The Aesthetics of Ruins
Title | The Aesthetics of Ruins PDF eBook |
Author | Robert Ginsberg |
Publisher | BRILL |
Pages | 573 |
Release | 2021-08-04 |
Genre | Philosophy |
ISBN | 9004495932 |
This book constructs a theory of ruins that celebrates their vitality and unity in aesthetic experience. Its argument draws upon over 100 illustrations prepared in 40 countries. Ruins flourish as matter, form, function, incongruity, site, and symbol. Ruin underlies cultural values in cinema, literature and philosophy. Finally, ruin guides meditations upon our mortality and endangered world.
The Ruins
Title | The Ruins PDF eBook |
Author | Scott Smith |
Publisher | Vintage |
Pages | 385 |
Release | 2006-07-18 |
Genre | Fiction |
ISBN | 0307266044 |
NATIONAL BESTSELLER • Trapped in the Mexican jungle, a group of friends stumble upon a creeping horror unlike anything they could ever imagine in "the best horror novel of the new century" (Stephen King). Also a major motion picture! Two young couples are on a lazy Mexican vacation—sun-drenched days, drunken nights, making friends with fellow tourists. When the brother of one of those friends disappears, they decide to venture into the jungle to look for him.
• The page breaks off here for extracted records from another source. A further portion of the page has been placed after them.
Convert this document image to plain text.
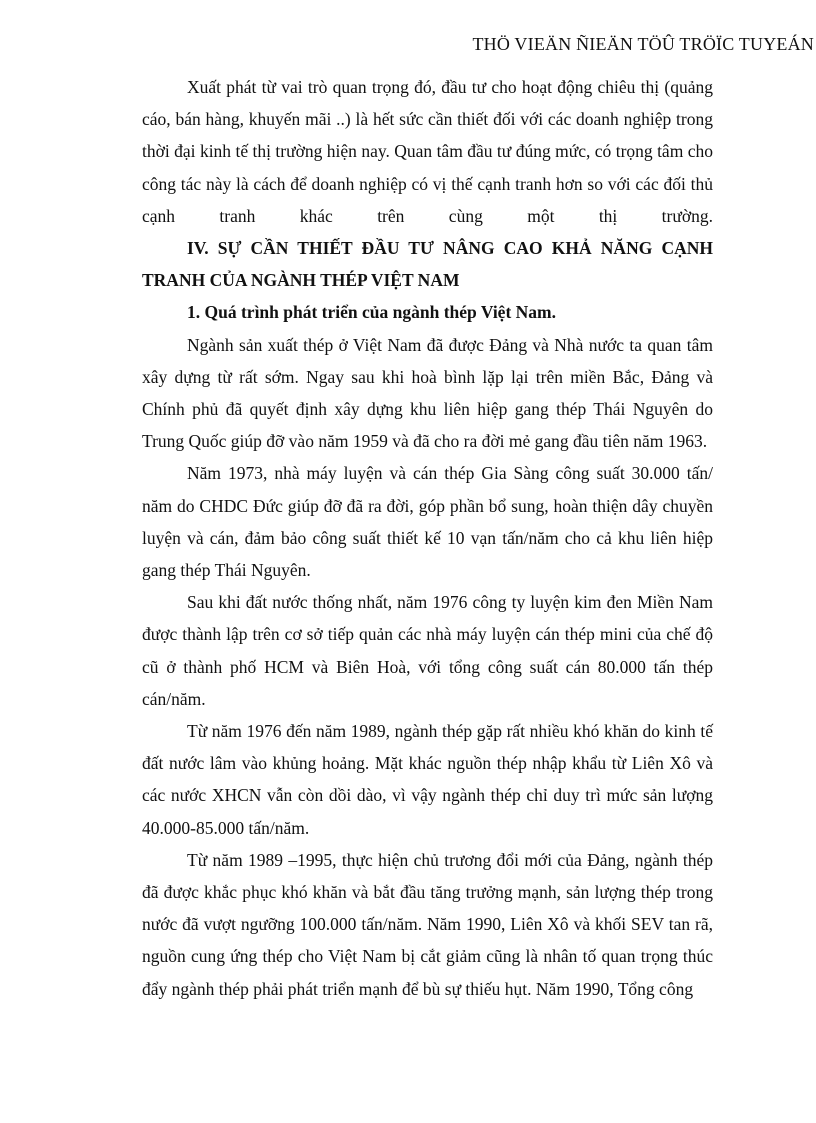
THÖ VIEÄN ÑIEÄN TÖÛ TRÖÏC TUYEÁN

Xuất phát từ vai trò quan trọng đó, đầu tư cho hoạt động chiêu thị (quảng cáo, bán hàng, khuyến mãi ..) là hết sức cần thiết đối với các doanh nghiệp trong thời đại kinh tế thị trường hiện nay. Quan tâm đầu tư đúng mức, có trọng tâm cho công tác này là cách để doanh nghiệp có vị thế cạnh tranh hơn so với các đối thủ cạnh tranh khác trên cùng một thị trường.

IV. SỰ CẦN THIẾT ĐẦU TƯ NÂNG CAO KHẢ NĂNG CẠNH TRANH CỦA NGÀNH THÉP VIỆT NAM

1. Quá trình phát triển của ngành thép Việt Nam.

Ngành sản xuất thép ở Việt Nam đã được Đảng và Nhà nước ta quan tâm xây dựng từ rất sớm. Ngay sau khi hoà bình lặp lại trên miền Bắc, Đảng và Chính phủ đã quyết định xây dựng khu liên hiệp gang thép Thái Nguyên do Trung Quốc giúp đỡ vào năm 1959 và đã cho ra đời mẻ gang đầu tiên năm 1963.

Năm 1973, nhà máy luyện và cán thép Gia Sàng công suất 30.000 tấn/ năm do CHDC Đức giúp đỡ đã ra đời, góp phần bổ sung, hoàn thiện dây chuyền luyện và cán, đảm bảo công suất thiết kế 10 vạn tấn/năm cho cả khu liên hiệp gang thép Thái Nguyên.

Sau khi đất nước thống nhất, năm 1976 công ty luyện kim đen Miền Nam được thành lập trên cơ sở tiếp quản các nhà máy luyện cán thép mini của chế độ cũ ở thành phố HCM và Biên Hoà, với tổng công suất cán 80.000 tấn thép cán/năm.

Từ năm 1976 đến năm 1989, ngành thép gặp rất nhiều khó khăn do kinh tế đất nước lâm vào khủng hoảng. Mặt khác nguồn thép nhập khẩu từ Liên Xô và các nước XHCN vẫn còn dồi dào, vì vậy ngành thép chỉ duy trì mức sản lượng 40.000-85.000 tấn/năm.

Từ năm 1989 –1995, thực hiện chủ trương đổi mới của Đảng, ngành thép đã được khắc phục khó khăn và bắt đầu tăng trưởng mạnh, sản lượng thép trong nước đã vượt ngưỡng 100.000 tấn/năm. Năm 1990, Liên Xô và khối SEV tan rã, nguồn cung ứng thép cho Việt Nam bị cắt giảm cũng là nhân tố quan trọng thúc đẩy ngành thép phải phát triển mạnh để bù sự thiếu hụt. Năm 1990, Tổng công
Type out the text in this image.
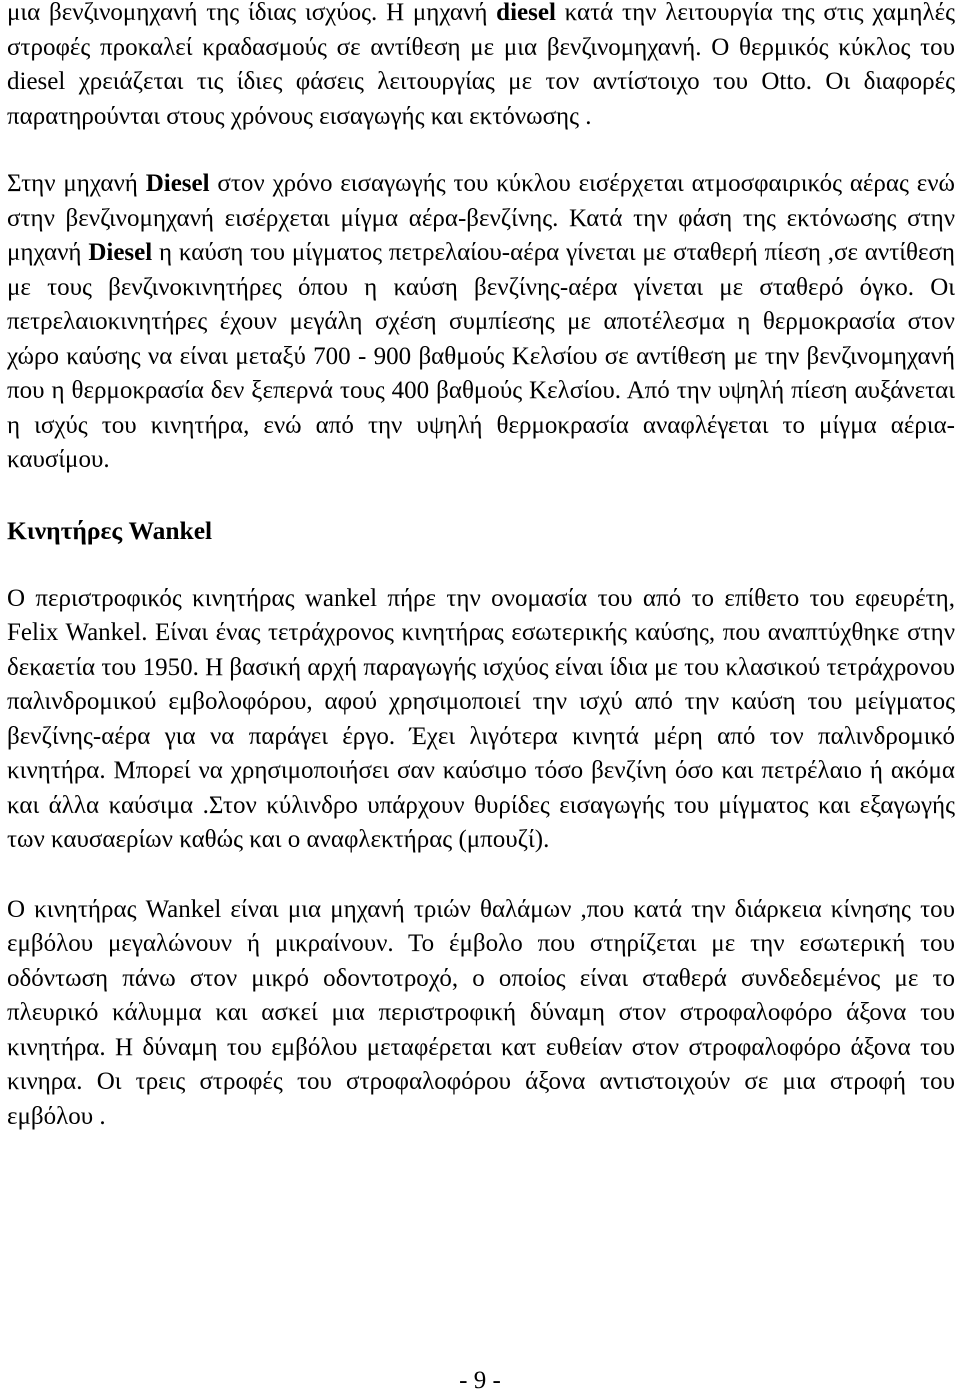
μια βενζινομηχανή της ίδιας ισχύος. Η μηχανή diesel κατά την λειτουργία της στις χαμηλές στροφές προκαλεί κραδασμούς σε αντίθεση με μια βενζινομηχανή. Ο θερμικός κύκλος του diesel χρειάζεται τις ίδιες φάσεις λειτουργίας με τον αντίστοιχο του Otto. Οι διαφορές παρατηρούνται στους χρόνους εισαγωγής και εκτόνωσης .

Στην μηχανή Diesel στον χρόνο εισαγωγής του κύκλου εισέρχεται ατμοσφαιρικός αέρας ενώ στην βενζινομηχανή εισέρχεται μίγμα αέρα-βενζίνης. Κατά την φάση της εκτόνωσης στην μηχανή Diesel η καύση του μίγματος πετρελαίου-αέρα γίνεται με σταθερή πίεση ,σε αντίθεση με τους βενζινοκινητήρες όπου η καύση βενζίνης-αέρα γίνεται με σταθερό όγκο. Οι πετρελαιοκινητήρες έχουν μεγάλη σχέση συμπίεσης με αποτέλεσμα η θερμοκρασία στον χώρο καύσης να είναι μεταξύ 700 - 900 βαθμούς Κελσίου σε αντίθεση με την βενζινομηχανή που η θερμοκρασία δεν ξεπερνά τους 400 βαθμούς Κελσίου. Από την υψηλή πίεση αυξάνεται η ισχύς του κινητήρα, ενώ από την υψηλή θερμοκρασία αναφλέγεται το μίγμα αέρια-καυσίμου.

Κινητήρες Wankel

Ο περιστροφικός κινητήρας wankel πήρε την ονομασία του από το επίθετο του εφευρέτη, Felix Wankel. Είναι ένας τετράχρονος κινητήρας εσωτερικής καύσης, που αναπτύχθηκε στην δεκαετία του 1950. Η βασική αρχή παραγωγής ισχύος είναι ίδια με του κλασικού τετράχρονου παλινδρομικού εμβολοφόρου, αφού χρησιμοποιεί την ισχύ από την καύση του μείγματος βενζίνης-αέρα για να παράγει έργο. Έχει λιγότερα κινητά μέρη από τον παλινδρομικό κινητήρα. Μπορεί να χρησιμοποιήσει σαν καύσιμο τόσο βενζίνη όσο και πετρέλαιο ή ακόμα και άλλα καύσιμα .Στον κύλινδρο υπάρχουν θυρίδες εισαγωγής του μίγματος και εξαγωγής των καυσαερίων καθώς και ο αναφλεκτήρας (μπουζί).

Ο κινητήρας Wankel είναι μια μηχανή τριών θαλάμων ,που κατά την διάρκεια κίνησης του εμβόλου μεγαλώνουν ή μικραίνουν. Το έμβολο που στηρίζεται με την εσωτερική του οδόντωση πάνω στον μικρό οδοντοτροχό, ο οποίος είναι σταθερά συνδεδεμένος με το πλευρικό κάλυμμα και ασκεί μια περιστροφική δύναμη στον στροφαλοφόρο άξονα του κινητήρα. Η δύναμη του εμβόλου μεταφέρεται κατ ευθείαν στον στροφαλοφόρο άξονα του κινηρα. Οι τρεις στροφές του στροφαλοφόρου άξονα αντιστοιχούν σε μια στροφή του εμβόλου .

- 9 -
What started out as a fun day-trip slowly spirals into a nightmare when they find an ancient ruins site ... and the terrifying presence that lurks there. "The Ruins does for Mexican vacations what Jaws did for New England beaches.” —Entertainment Weekly “Smith’s nail-biting tension is a pleasure all its own.... This stuff isn’t for the faint of heart.” —New York Post “A story so scary you may never want to go on vacation, or dig around in your garden, again.” —USA Today
Before the Ruins
Title | Before the Ruins PDF eBook |
Author | Victoria Gosling |
Publisher | Henry Holt and Company |
Pages | 288 |
Release | 2021-01-12 |
Genre | Fiction |
ISBN | 1250759145 |
Named a Best New Book of 2021 (so far) by Real Simple Named a Most Anticipated Book of 2021 by Lit Hub and Bustle A gripping, multilayered debut in the tradition of Tana French and Donna Tartt about four friends, an empty manor, and a night that will follow them for the rest of their lives It's the summer of 1996 and school's out forever for Andy, her boyfriend Marcus, her best friend Peter, and Em. When Andy's alcoholic mother predicts the apocalypse, the four teenagers decide to see out the end of the world at a deserted manor house, the site of a historic unsolved mystery. There they meet David—charming and unreliable, he seems to have appeared out of nowhere. David presents an irresistible lure for both Andy and Peter and complicates the dynamics of their lifelong friendship. When the group learns that a diamond necklace, stolen fifty years ago, might still be somewhere on the manor grounds, the Game—half treasure hunt, half friendly deception—begins. But the Game becomes much bigger than the necklace, growing to encompass years of secrets, lies, and, ultimately, one terrible betrayal. Meticulously plotted and gorgeously written, Before the Ruins is a page-turner of the highest order about the sealed-off places in our pasts and the parts of ourselves waiting to be retrieved from them.